Старый медленно, очень медленно поднял глаза, взглянув в загорелое, сплошь покрытое тонкой сеткой шрамов лицо. Сколько ему сейчас? Сорок?
- Я тут ненадолго - продолжал Тарильд, оглядывая его с высоты седла - мечи поломанные кузнецу передал. А дело такое... ты случаем соратника моего не встречал?
Старый явственно уловил, как под рубахой пробежал неприятный холодок. Так бывает, когда скрытая до поры правда вырывается наружу, становясь понятной для всех. Это был страх. Полузабытое слово, застрявшее в витках и лабиринтах прошлого. Он смотрел на того, кого знал не один десяток лет, и сейчас был впервые благодарен древнему, хромому старику, чье обличье теперь носил. С того самого дня, как такой же конь, что сейчас был перед ним, только смертельно раненый и оттого безумный, бросил его себе под ноги, навсегда сделав другим.
Тем, кого теперь звали Старым.
- Может, и встречал - страх ушел так же быстро, как и появился. Чего теперь бояться тому, кто даже прожил больше, чем полагалось, все это время медленно погибая изнутри.
Тарильд внимательно посмотрел ему в глаза, словно выискивая там правдивый ответ:
- Эго Ахтаром звали. Знаешь?
- Помер Ахтар. Давно помер.- бросил он и захромал по вверх по тропе.
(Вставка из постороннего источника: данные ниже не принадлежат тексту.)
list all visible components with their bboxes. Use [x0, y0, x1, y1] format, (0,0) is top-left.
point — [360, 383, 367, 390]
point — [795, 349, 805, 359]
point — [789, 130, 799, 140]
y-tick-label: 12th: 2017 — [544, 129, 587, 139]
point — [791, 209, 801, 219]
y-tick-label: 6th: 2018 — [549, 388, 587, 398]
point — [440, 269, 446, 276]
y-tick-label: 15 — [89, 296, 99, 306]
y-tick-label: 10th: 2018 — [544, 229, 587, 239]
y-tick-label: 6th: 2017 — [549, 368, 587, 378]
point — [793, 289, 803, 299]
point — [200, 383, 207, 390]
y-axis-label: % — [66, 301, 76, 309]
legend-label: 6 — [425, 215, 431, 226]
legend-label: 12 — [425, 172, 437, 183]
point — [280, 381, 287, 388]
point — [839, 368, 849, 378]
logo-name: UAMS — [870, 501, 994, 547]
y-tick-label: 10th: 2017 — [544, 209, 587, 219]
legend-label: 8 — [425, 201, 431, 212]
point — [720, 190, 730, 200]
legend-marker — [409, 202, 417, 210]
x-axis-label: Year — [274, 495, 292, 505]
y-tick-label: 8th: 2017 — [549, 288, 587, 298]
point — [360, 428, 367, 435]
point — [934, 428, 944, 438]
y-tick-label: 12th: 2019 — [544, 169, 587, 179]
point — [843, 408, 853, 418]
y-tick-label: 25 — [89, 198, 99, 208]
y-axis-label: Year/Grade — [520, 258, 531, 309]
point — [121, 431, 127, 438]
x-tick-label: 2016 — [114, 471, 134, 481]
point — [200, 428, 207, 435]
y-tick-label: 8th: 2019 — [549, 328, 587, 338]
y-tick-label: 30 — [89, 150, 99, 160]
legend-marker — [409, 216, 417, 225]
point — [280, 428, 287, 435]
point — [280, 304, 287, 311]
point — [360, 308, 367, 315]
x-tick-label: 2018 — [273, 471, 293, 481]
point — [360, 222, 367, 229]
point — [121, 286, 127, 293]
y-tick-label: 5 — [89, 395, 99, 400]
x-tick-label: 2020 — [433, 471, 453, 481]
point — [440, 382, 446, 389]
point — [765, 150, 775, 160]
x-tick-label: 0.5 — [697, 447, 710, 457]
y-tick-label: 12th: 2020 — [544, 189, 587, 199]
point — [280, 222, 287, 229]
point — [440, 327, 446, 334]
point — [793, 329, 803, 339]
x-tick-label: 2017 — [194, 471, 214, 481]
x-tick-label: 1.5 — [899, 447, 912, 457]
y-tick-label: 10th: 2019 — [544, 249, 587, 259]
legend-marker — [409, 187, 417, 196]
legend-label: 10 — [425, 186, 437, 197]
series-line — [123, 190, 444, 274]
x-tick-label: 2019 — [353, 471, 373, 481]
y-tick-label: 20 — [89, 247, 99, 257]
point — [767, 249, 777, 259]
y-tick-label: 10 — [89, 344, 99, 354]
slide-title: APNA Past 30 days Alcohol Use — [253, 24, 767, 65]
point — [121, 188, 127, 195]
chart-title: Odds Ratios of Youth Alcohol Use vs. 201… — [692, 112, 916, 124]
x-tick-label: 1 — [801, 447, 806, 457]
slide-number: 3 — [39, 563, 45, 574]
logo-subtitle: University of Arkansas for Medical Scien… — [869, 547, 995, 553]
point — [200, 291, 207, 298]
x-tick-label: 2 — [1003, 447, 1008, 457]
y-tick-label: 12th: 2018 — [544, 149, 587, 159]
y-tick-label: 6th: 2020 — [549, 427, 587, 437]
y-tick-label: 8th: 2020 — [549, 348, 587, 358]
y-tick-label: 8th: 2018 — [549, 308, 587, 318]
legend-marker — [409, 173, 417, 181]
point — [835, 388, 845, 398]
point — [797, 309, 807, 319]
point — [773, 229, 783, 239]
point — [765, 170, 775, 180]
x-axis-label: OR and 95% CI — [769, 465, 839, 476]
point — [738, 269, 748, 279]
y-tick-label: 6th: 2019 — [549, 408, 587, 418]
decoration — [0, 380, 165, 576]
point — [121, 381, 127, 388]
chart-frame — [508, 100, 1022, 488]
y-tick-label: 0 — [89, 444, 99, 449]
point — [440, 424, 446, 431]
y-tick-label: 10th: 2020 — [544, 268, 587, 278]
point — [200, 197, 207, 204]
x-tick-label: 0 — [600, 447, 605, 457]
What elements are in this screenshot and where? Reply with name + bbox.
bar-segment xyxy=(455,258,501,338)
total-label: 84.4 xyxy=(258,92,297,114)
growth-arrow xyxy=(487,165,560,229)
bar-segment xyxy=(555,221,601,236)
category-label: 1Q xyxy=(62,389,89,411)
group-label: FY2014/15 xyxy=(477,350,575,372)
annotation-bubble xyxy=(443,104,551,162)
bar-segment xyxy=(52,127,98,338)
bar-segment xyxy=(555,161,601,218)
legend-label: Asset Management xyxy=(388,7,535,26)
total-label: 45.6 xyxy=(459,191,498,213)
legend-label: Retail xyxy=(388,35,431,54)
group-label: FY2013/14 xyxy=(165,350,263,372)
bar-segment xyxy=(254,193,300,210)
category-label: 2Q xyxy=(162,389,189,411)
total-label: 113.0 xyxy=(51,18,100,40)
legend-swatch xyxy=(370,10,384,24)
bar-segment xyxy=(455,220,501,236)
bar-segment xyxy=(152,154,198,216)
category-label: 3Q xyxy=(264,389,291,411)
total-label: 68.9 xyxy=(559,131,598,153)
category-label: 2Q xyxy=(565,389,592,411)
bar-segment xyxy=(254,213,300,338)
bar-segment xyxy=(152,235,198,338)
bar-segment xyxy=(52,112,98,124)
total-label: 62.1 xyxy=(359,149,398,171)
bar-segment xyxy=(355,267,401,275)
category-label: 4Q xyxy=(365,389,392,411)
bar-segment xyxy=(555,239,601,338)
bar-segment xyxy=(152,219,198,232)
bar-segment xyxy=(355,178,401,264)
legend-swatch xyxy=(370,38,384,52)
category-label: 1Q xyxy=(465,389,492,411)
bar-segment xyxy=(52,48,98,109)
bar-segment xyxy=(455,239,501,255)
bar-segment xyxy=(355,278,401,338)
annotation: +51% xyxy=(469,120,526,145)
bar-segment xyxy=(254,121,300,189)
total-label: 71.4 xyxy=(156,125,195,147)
- Вот как!? - досадливо усмехнулся Тарильд, привстав на стремени - да и пес с ним! Всем нам придет туда дорога! Но если ты вдруг обознался, то скажи ему: у подножия Пяты дружины выбирают нового хоробра. И если ему еще по силам будет дюжину мечей, что кузнецу оставил, на плечах донести, то стало быть, его не зря ждем!
Последние слова он крикнул яро, а после зло пришпорил коня, и, миновав мост, скрылся из виду за лесным поворотом дорожной колеи.
Бледно - алый закат бросал холодные отблески на скошенные нивы, и старый воин, опоясанный мечам, ступал по пыльной дороге, едва заметно прихрамывая и держа на плече стянутую бечевой суму. Где- то вдали во весь голос завыл огромный пес, прозванный Лютым.